Выбрать главу

Наиболее показательным барометром упадочного настроения были «спасители отечества» — верхи военщины.

С утра до ночи, и главным образом по ночам, население Харькова было свидетелем движения к вокзалам одиночных подвод, а иногда и целых обозов, груженных «войсковым имуществом», заключавшем в себе всевозможный скарб домашнего обихода, начиная от бочек и ящиков и кончая коврами, картинами, пианино.

Для большего эффекта или, вернее, безопасности все это сопровождалось усиленной военной охраной.

На вопросы любопытного прохожего: «что и куда они везут»? — отвечали: «не видишь, что ли, осел! Белых везем… а куда? Так адрес дали: по железной дороге — в Черное море. Хотели без пересадки, да красные билетов еще не дают».

И с сознанием важности творимого дела, продолжали отвозить все новых и новых клиентов. — Красные нажимают все сильней и сильней. Добровольцы отступают, а иногда и бегут.

Настроение в городе временами переходит в панику.

Начало ноября.

Дождь, снег, слякоть, грязь…

И люди, и дома, и мостовые, и небо, и все события переплелись и смешались в один сплошной хаос.

Торговля постепенно замерла, лишь магазины дорожных и походных вещей, рестораны и винные погреба бойко, напропалую грабя, — отторговывали последние часы.

Рестораны и увеселительные дома были полны штабной молодежи и женщин… Все спасали Россию.

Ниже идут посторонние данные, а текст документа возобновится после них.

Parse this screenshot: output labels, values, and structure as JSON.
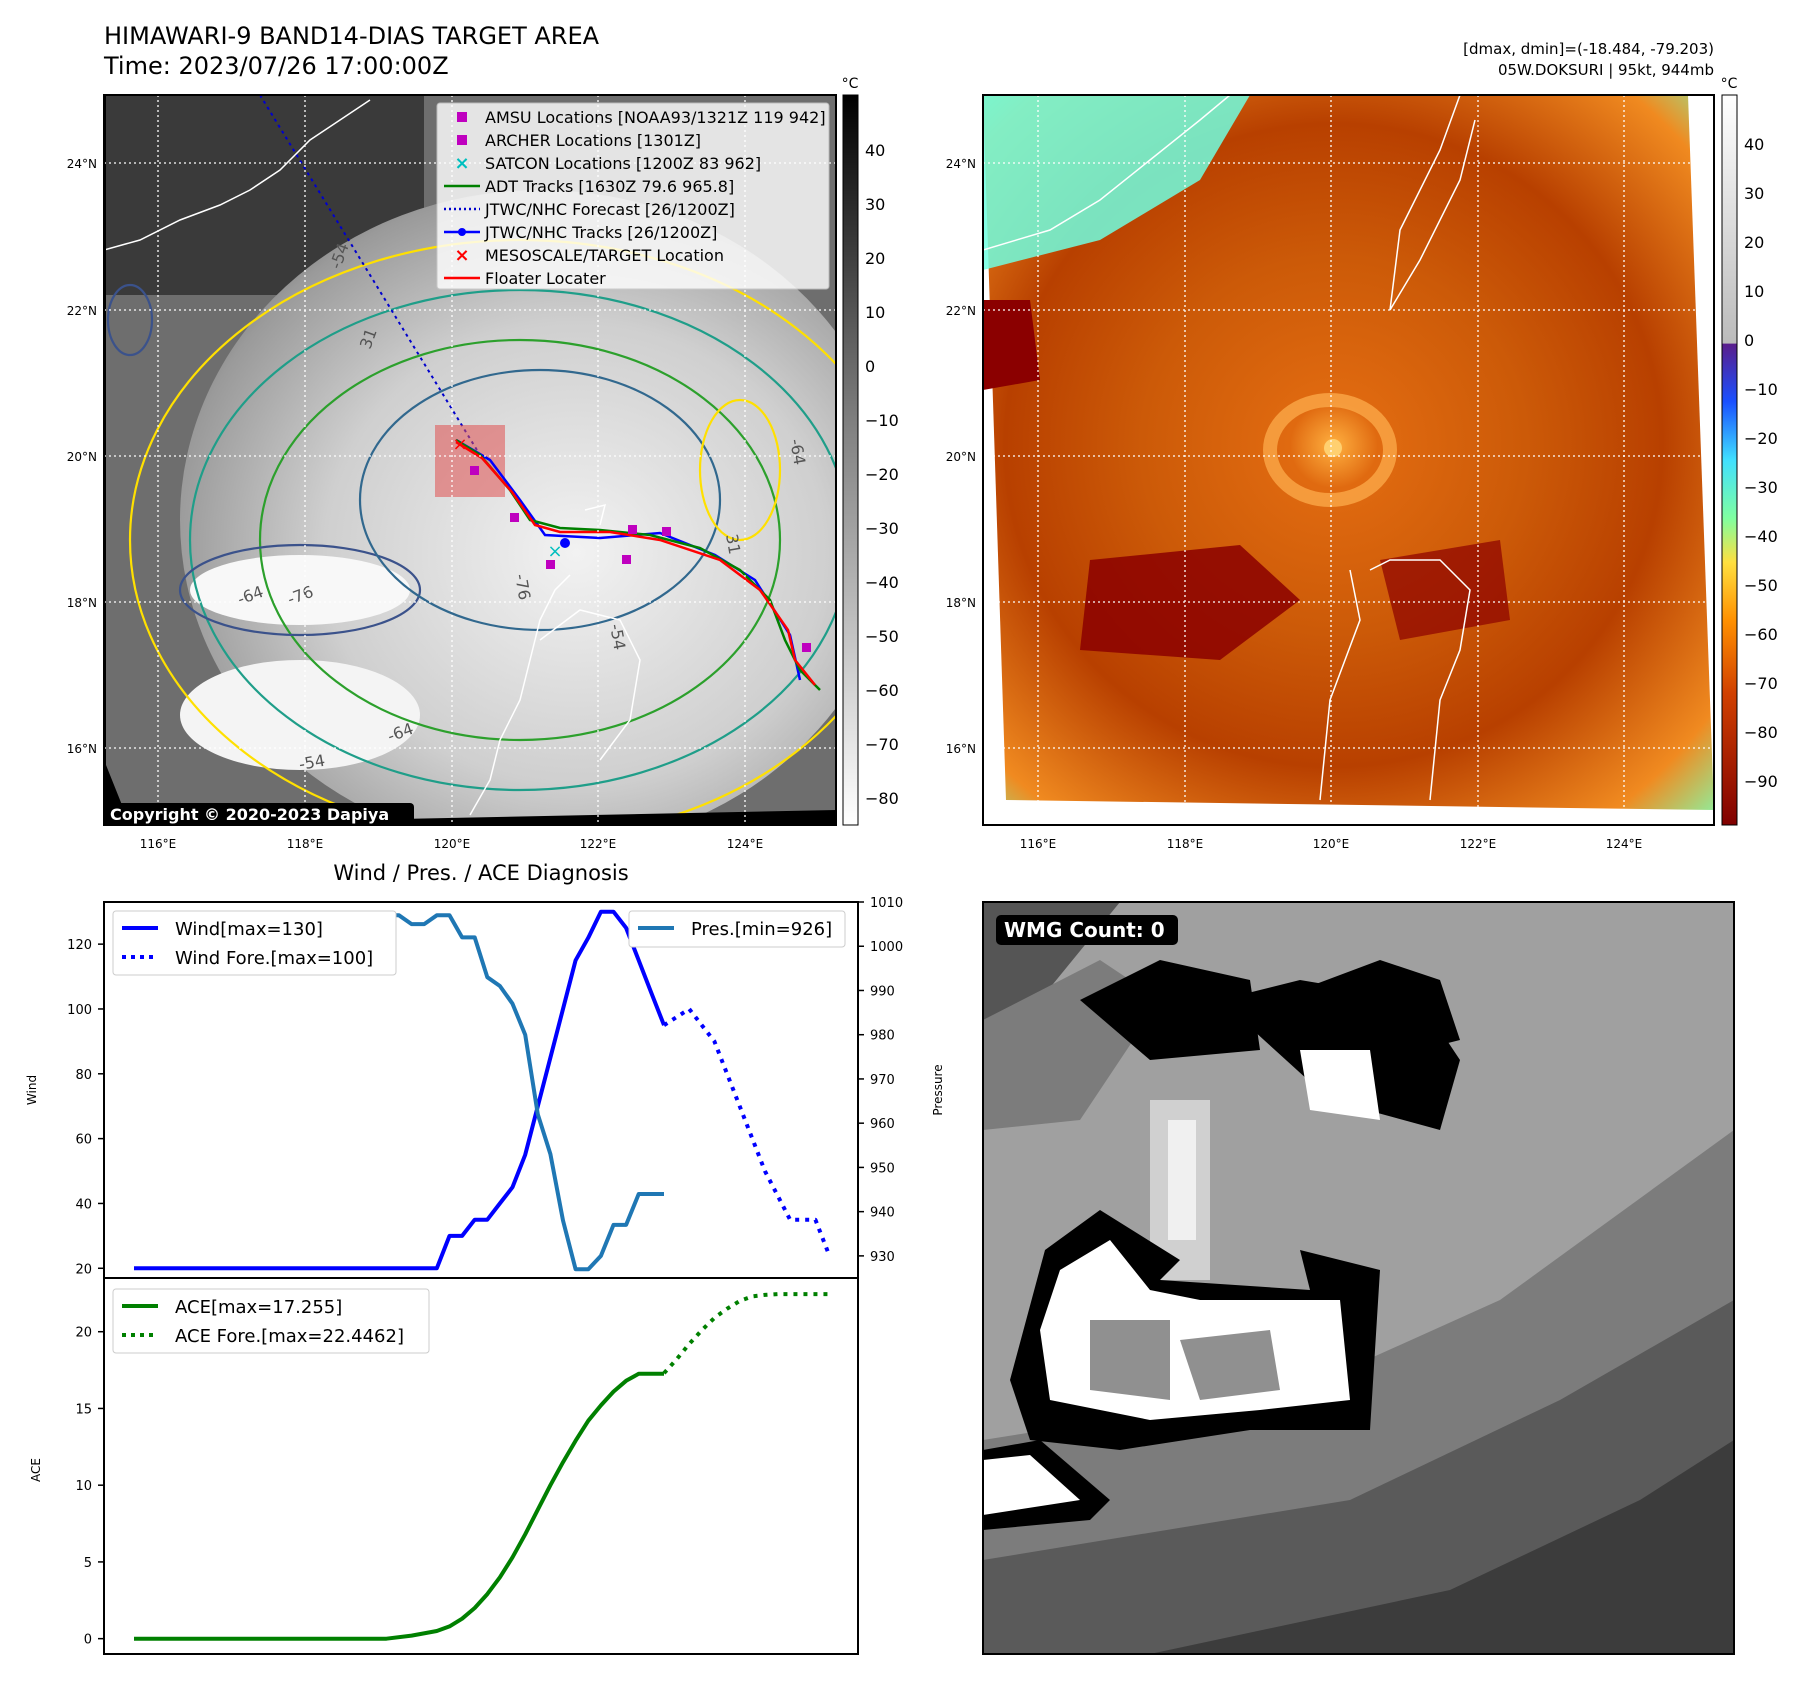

Госпитали, лазареты, приемные покои также полны и набиты тысячами раненых, обмороженных и сыпно-тифозных, в массе своей, все насильственно мобилизованных крестьян. Без всякого ухода, с открытыми зияющими ранами, с гангренозными отмороженными частями тела, вперемежку с сыпно-тифозными, лежали на голом полу в неотапливаемых помещениях. Проклятия, отборная ругань по адресу начальства и в его же присутствии.

Стоны, бред раненых и больных, — все это наполняло воздух. К этому все привыкли и не обращали внимания.

Вокзалы, штабы, учреждения военных частей, в свою очередь, переполнены, но переполнены своей, близкой публикой, стремящейся возможно быстрее бежать из Харькова.

Во всех учреждениях, казенных и частных, вывешены объявления, призывавшие граждан к спокойствию. Рядом с ними — объявления о порядке выезда из Харькова и указания, как получить билеты.

Рядом производилась запись. Некоторые, для большего спокойствия, успевали в течение суток записаться в трех-четырех местах.

Южный вокзал и вся прилегающая к нему территория неузнаваемы. Какая-то дикая свистопляска, смесь людей всех возрастов и положений.

Тысячная одичалая толпа. Временами она удивительно спокойная и только непрерывно несущийся гул говорит о ее жизни.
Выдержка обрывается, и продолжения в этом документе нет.